La simonía, que hace cinco siglos dio lugar a la Reforma protestante, sigue intacta. Se compraban entonces con dinero dones sobrenaturales, puestos y dignidades eclesiásticas. Negocio redondo pues se accedía así al exuberante patrimonio de la Iglesia. Alejandro VI, padre de César Borgia, pagó dinerales por su nombramiento. Después se dio a multiplicar su riqueza, a envenenar cardenales, a concebir hijos y a abusar de la suya propia, la casta Lucrecia. Como si el tiempo no pasara, nuestro cardenal López Trujillo habría conquistado tal dignidad llevando al óbolo de San Pedro dinero que recibiera de la mafia. El Espectador (20-4-08), reproduce declaraciones del abogado Gustavo Salazar en el sentido de que el entonces obispo de Medellín habría recibido esos fondos de la mafia: “…salió (López) en limusina, pasó por el centro de la ciudad y llegó hasta el club Unión donde varios capos, además de besarle el anillo, le entregaron un maletín con dólares”. En 1984, el National Catholic Reporter acusó a López de presunta participación en el programa de Pablo Escobar “Medellín sin tugurios”. Discípulo amado de Juan Pablo II, en 2005 le pediría este papa a López prepararse para recibir la silla pontifical. A la preservación de las riquezas de Dios en la tierra sirvió también el celibato de los clérigos, que redundó a su turno en “nicolaísmo” o secreta incontinencia de los curas. Hoy los tonsurados no son polígamos sino pederastas. Como Marcial Marcel, obispo violador de niños, otro protegido del papa que subió a los altares por el flanco de la derecha.

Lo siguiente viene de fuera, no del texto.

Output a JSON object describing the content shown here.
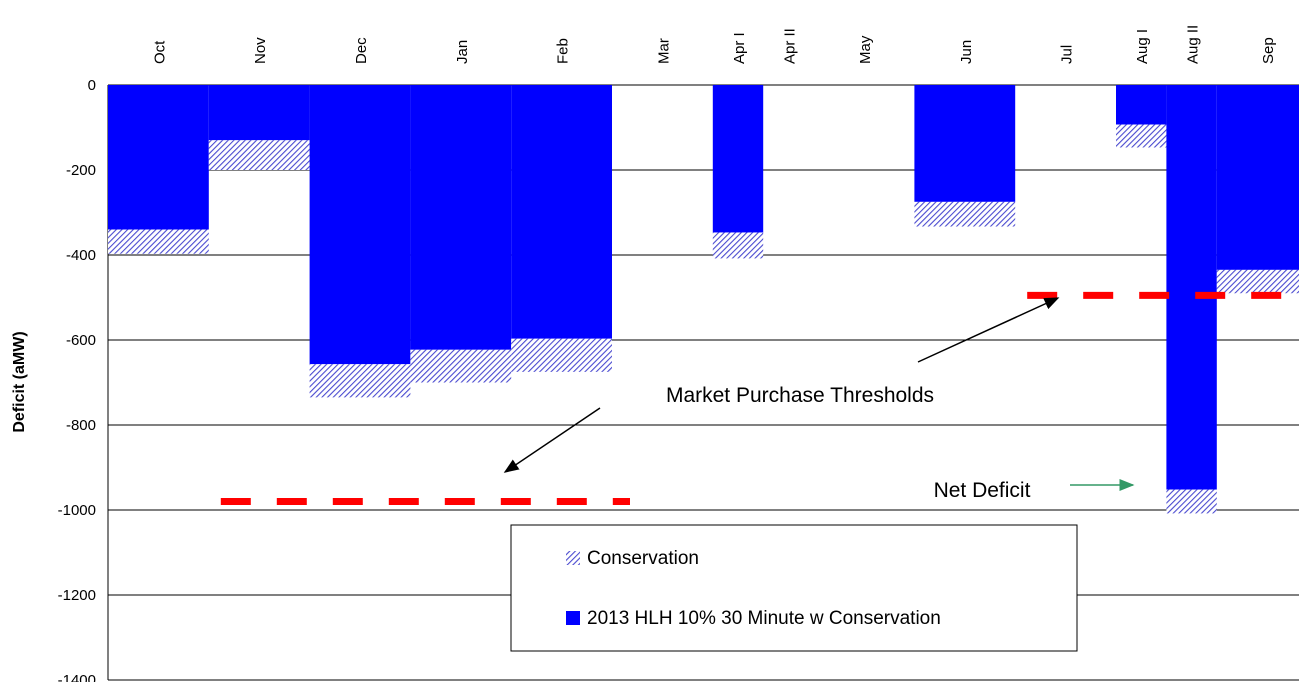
{
  "chart_data": {
    "type": "bar",
    "stacked": true,
    "y_label": "Deficit (aMW)",
    "categories": [
      "Oct",
      "Nov",
      "Dec",
      "Jan",
      "Feb",
      "Mar",
      "Apr I",
      "Apr II",
      "May",
      "Jun",
      "Jul",
      "Aug I",
      "Aug II",
      "Sep"
    ],
    "series": [
      {
        "name": "Conservation",
        "color": "#4a4ad0",
        "pattern": "hatch",
        "values": [
          -57,
          -70,
          -78,
          -77,
          -78,
          0,
          -61,
          0,
          0,
          -58,
          0,
          -54,
          -56,
          -55
        ]
      },
      {
        "name": "2013 HLH 10% 30 Minute w Conservation",
        "color": "#0000ff",
        "values": [
          -340,
          -130,
          -657,
          -623,
          -597,
          0,
          -347,
          0,
          0,
          -275,
          0,
          -93,
          -952,
          -435
        ]
      }
    ],
    "reference_lines": [
      {
        "value": -980,
        "from": "Nov",
        "to": "Feb",
        "color": "#ff0000"
      },
      {
        "value": -495,
        "from": "Jul",
        "to": "Sep",
        "color": "#ff0000"
      }
    ],
    "annotations": [
      {
        "text": "Market Purchase Thresholds",
        "color": "#000000"
      },
      {
        "text": "Net Deficit",
        "color": "#339966"
      }
    ],
    "ylim": [
      -1400,
      0
    ],
    "yticks": [
      -1400,
      -1200,
      -1000,
      -800,
      -600,
      -400,
      -200,
      0
    ],
    "grid": true,
    "legend": "lower center"
  }
}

Aún se oye el eco de la iglesia de los Borgia: la sangre fría de clérigos entregados a la realpolitik. Enfermos de ambición y de codicia, su opulencia y la hipocresía que los distingue ofenden a legiones de católicos que no truecan ya la doctrina de Jesús por el cetro y la chequera de sus cardenales. A 50 años del malogrado Concilio Vaticano II, de la “opción social por los pobres” de Juan XXIII, el papa campesino, será la indignación de sus fieles la encargada de arrastrarlos al depeñadero.